By Adrienne Carlisle
The Lukhanji Leisure group will keep its Queenstown casino licence, but the licence for Mthatha is still up for grabs.
Elonwabeni Resorts , the company which lost its bid for the Mthatha licence, and the Eastern Cape Gambling and Betting Board are still trying to reach agreement around Mthatha.
This follows a settlement of sorts in a massive litigation action around the two lucrative casino licences.
Elonwabeni Resorts and Ekuphumleni Resorts, which failed in their respective bids for the Mthatha and Queenstown licences, had asked the Grahamstown High Court to review and set aside the board’s decision to award the licences to Peermont Global for Mthatha and Lukhanji Leisure for Queenstown.

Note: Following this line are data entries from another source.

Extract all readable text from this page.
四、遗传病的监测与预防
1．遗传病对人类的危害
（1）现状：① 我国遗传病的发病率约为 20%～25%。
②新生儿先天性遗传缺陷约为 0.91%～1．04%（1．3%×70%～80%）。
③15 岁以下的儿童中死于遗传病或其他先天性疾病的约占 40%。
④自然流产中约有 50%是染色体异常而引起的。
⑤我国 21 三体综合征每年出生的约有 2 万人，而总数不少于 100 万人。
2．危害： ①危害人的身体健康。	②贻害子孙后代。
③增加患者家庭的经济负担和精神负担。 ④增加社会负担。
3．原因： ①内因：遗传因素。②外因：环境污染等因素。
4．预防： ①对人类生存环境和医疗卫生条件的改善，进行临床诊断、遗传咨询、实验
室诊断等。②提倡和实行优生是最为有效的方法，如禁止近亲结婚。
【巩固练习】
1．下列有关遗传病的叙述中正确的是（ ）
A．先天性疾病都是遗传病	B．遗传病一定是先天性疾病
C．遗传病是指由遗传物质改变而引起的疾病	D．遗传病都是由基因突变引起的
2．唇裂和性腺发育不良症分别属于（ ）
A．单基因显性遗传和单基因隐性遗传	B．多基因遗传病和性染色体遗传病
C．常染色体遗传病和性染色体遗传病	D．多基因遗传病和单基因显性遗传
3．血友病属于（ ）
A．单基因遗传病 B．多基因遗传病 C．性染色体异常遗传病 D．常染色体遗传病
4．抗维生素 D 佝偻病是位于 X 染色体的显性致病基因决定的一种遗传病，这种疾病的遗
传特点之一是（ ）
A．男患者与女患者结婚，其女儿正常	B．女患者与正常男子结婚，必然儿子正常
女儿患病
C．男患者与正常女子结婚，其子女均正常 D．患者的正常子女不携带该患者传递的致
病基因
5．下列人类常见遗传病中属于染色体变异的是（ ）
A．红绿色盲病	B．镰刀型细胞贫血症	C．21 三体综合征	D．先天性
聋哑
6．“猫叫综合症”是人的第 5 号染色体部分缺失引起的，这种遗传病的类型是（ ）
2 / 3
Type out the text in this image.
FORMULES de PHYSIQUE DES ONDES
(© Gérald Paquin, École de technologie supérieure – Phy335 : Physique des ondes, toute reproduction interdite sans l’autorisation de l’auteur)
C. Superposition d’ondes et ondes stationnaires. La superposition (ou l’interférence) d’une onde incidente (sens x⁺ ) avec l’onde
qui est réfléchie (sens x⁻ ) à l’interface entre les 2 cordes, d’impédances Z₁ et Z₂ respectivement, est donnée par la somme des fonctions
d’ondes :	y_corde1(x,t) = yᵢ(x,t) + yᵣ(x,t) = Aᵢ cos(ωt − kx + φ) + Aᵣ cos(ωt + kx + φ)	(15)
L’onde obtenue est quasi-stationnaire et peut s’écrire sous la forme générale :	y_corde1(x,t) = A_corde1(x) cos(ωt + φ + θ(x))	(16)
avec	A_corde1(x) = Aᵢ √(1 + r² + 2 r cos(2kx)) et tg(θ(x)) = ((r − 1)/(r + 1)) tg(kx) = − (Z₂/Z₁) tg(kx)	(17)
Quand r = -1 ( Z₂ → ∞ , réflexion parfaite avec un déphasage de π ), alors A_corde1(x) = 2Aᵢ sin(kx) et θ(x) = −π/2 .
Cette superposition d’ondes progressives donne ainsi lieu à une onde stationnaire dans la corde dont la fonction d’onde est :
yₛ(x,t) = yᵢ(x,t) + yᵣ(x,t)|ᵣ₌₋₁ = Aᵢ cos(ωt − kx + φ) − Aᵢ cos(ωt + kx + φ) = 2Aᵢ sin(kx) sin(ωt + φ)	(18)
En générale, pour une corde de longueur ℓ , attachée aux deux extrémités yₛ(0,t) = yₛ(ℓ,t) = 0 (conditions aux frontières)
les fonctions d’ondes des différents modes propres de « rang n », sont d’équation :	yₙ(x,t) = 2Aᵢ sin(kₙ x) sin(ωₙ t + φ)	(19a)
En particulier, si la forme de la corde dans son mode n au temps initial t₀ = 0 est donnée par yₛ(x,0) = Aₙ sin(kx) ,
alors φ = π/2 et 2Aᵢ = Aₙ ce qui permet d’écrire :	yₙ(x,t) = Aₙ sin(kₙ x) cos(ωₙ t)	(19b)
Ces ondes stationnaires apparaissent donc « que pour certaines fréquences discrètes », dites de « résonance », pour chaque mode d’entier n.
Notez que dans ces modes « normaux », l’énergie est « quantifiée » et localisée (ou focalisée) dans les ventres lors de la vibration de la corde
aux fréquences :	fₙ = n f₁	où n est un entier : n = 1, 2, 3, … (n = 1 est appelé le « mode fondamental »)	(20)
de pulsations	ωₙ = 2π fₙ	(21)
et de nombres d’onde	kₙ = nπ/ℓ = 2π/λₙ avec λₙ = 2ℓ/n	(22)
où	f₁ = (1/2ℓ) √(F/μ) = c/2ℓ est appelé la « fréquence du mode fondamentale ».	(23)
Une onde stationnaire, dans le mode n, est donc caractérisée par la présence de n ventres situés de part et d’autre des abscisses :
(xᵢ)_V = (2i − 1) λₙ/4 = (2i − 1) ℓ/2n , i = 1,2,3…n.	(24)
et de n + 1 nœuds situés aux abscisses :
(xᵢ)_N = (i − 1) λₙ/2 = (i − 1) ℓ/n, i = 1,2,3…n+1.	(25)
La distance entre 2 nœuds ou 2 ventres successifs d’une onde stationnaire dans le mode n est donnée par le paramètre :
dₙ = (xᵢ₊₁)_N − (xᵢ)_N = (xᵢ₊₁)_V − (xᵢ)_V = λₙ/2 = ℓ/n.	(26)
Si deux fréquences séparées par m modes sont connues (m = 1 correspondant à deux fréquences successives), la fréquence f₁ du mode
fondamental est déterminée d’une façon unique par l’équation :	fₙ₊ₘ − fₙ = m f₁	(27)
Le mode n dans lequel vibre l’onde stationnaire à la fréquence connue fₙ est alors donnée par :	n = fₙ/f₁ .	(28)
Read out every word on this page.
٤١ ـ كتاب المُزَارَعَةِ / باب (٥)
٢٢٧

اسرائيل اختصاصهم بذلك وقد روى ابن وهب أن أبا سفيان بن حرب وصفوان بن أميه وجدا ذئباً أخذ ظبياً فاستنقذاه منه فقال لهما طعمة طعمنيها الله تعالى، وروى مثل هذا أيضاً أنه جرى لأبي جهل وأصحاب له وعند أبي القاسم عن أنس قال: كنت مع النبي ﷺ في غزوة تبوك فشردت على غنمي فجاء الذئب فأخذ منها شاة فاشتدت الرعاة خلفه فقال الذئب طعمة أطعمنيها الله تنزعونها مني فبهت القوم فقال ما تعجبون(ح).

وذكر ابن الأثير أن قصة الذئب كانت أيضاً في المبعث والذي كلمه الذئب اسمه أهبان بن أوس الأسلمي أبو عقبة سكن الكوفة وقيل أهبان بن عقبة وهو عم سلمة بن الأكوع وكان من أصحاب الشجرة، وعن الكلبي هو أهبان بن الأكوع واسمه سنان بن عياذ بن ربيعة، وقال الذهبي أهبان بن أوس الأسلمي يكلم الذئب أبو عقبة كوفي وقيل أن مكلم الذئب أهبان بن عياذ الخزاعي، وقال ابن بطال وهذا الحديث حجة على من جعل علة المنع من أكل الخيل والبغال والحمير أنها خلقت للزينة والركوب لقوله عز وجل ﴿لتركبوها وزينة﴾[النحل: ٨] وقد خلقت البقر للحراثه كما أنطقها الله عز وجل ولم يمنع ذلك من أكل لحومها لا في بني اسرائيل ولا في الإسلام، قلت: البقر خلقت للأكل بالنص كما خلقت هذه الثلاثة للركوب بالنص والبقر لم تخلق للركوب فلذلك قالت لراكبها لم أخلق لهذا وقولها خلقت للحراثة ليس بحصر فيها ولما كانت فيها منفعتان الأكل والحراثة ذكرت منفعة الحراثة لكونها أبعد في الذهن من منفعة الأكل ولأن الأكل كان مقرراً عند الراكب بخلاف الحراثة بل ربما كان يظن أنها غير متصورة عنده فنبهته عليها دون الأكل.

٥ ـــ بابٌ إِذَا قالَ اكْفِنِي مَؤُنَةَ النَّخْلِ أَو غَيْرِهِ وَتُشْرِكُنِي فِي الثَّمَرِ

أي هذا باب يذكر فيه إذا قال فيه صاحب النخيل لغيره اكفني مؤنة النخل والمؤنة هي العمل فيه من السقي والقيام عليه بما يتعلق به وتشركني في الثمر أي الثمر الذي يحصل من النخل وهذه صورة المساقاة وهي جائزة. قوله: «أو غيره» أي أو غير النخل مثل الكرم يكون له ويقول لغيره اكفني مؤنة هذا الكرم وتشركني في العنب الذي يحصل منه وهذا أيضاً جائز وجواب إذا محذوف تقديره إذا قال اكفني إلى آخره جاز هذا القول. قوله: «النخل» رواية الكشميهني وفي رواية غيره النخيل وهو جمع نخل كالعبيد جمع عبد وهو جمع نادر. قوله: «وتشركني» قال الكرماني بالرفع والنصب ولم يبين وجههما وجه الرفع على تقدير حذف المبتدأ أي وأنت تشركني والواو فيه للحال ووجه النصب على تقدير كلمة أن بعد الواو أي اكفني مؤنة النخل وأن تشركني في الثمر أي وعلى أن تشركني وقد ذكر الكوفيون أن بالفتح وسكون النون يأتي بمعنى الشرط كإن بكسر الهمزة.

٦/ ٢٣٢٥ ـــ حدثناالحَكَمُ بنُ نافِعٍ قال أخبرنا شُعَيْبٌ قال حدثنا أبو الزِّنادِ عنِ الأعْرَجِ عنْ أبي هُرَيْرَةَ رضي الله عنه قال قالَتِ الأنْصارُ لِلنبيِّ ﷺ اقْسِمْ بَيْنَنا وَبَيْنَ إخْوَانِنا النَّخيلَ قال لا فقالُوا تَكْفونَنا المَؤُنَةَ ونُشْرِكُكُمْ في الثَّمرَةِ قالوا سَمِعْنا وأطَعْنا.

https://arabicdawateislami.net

The two companies claimed in court papers that there was, at best, a “confused, irrational and unfair” approach to the board’s scoring of the bids, or “deliberate bias” by some members of the board which had unfairly “skewed” the results in the favour of Peermont Global and Lukhanji Leisure.
However, as a matter of “practicality”, Ekuphumleni Resorts has effectively withdrawn its court application because the Queenstown casino has been operational since December 2007.
According to the attorney for Ekuphumleni Resorts, Steve Gough , the matter of who would pay the legal costs of the application had not yet been settled and the company was not abandoning the “factual basis of their attack” on the award of the licence as it might still have a material bearing on litigation going forward.
However, Peermont Global has declined the Mthatha licence.
The court case has been postponed until May.